Additionally, there may be some process-related challenges in dispensing vaccinations in the perioperative setting, depending on the institution. We were able to leverage pre-existing processes that were a part of our “Be inFLUential” campaign in order to make this study work.

I think both the pros and cons are similar for adults as well as children.

C360: Do you believe a similar intervention would work effectively on adult patients? Why or why not?

Dr Morrissey:  Absolutely, especially as primary care visits are down. I see no reason why nonvaccinated adults should not be targeted for vaccination in the peri-operative period, although, of course, we think of “needle-phobia” as being more common in our pediatric population.

C360: Are there any remaining knowledge gaps on administering vaccinations to patients under general anesthesia?

Dr Morrissey: A better understanding of the immune response to anesthesia and surgery would be very helpful in order to ensure that our vaccinated patients are truly building a protective immune response. Ideally, we could design a study that would examine antibody titers weeks after vaccination—this study design is challenging because we would have to draw blood from pediatric patients who may otherwise not require a needle poke. This loses the proposed benefit of patient comfort. We are currently undertaking a study looking at this immune response in a sheep model.  
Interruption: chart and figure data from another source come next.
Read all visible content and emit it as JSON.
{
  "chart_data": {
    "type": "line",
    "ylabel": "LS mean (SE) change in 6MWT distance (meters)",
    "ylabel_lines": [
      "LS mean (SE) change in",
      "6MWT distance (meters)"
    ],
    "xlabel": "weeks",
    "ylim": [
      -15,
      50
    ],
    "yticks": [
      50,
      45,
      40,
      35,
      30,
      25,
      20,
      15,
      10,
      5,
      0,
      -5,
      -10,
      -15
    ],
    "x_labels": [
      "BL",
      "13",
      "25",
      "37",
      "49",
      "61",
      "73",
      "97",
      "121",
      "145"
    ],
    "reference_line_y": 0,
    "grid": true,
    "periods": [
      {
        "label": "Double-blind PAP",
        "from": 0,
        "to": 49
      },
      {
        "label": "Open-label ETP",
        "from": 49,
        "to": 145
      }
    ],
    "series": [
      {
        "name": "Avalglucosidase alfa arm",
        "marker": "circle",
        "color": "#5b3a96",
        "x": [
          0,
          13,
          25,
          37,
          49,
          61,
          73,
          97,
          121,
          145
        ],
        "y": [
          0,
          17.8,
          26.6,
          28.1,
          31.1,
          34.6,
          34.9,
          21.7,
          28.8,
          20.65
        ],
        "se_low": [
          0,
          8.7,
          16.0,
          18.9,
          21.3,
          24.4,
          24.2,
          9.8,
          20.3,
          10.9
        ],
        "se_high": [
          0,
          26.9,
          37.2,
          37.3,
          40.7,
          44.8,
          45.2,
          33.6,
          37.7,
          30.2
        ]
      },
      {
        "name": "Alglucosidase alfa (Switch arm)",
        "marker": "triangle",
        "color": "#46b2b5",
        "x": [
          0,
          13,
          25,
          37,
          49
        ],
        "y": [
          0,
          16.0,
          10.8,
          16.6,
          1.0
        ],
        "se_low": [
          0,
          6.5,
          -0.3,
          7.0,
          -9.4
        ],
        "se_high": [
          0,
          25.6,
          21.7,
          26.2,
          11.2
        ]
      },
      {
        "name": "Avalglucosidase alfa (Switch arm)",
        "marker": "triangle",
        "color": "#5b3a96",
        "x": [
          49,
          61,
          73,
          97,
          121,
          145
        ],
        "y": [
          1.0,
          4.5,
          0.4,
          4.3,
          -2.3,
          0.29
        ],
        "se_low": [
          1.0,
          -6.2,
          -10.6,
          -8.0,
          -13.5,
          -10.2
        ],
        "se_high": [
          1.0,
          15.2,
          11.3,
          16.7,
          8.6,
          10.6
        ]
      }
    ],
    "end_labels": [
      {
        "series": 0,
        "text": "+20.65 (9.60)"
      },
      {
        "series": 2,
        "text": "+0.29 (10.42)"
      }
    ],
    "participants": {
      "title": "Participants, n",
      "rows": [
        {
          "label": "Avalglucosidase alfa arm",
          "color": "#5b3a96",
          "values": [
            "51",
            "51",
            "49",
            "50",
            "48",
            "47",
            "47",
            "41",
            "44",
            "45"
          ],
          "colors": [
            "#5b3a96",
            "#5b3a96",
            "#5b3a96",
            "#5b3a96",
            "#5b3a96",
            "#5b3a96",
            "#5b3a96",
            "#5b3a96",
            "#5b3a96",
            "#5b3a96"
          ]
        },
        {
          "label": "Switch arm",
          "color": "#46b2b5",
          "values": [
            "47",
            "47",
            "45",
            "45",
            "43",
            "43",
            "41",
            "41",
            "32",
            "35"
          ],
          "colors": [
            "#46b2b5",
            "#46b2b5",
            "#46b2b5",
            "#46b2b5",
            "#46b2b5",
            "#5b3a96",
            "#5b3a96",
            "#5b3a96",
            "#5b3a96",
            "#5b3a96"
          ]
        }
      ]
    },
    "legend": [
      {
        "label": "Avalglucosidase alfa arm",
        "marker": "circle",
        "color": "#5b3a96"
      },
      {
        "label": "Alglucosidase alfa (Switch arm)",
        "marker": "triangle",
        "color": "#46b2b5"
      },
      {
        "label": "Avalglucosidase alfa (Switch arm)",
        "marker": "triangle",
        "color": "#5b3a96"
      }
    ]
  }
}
I should also emphasize here that our study was a retrospective cohort study that was conducted at a single academic center, which limits the generalizability to other settings.

C360: In your opinion, would this approach increase vaccination rates if implemented across the United States?

Dr Morrissey: I certainly think this approach would increase vaccination rates across the United States if undertaken nationwide. The degree to which, though, is debatable and likely warrants further study. For example, how many of our patients who we vaccinated in the perioperative setting would have received vaccination elsewhere if not during our visit? We do not know the answer to that yet.

C360: What are some other “teachable moments” that clinicians can implement in their practices, especially when it comes to pediatric influenza?

Dr Morrissey: I mentioned earlier that the American Academy of Pediatrics recommends that vaccination is discussed at “every health care seeking opportunity.” There are likely several health care settings (ie, specialist care, dental care) that represent additional opportunities to discuss and give vaccinations.



  1. Morrissey T, Mandler TN, Yasster M, Strupp KM. General anesthesia is a ‘teachable moment’ for seasonal influenza vaccination in pediatric patients: preliminary results. Talk presented at: American Society of Anesthesiologists annual meeting; October 9-10, 2021; Virtual. Accessed January 27, 2022.
  2. Kimberlin DW, Jackson MA, Long SS. Red book: 2015 report of the Committee of Infectious Diseases. 2015; 30:98.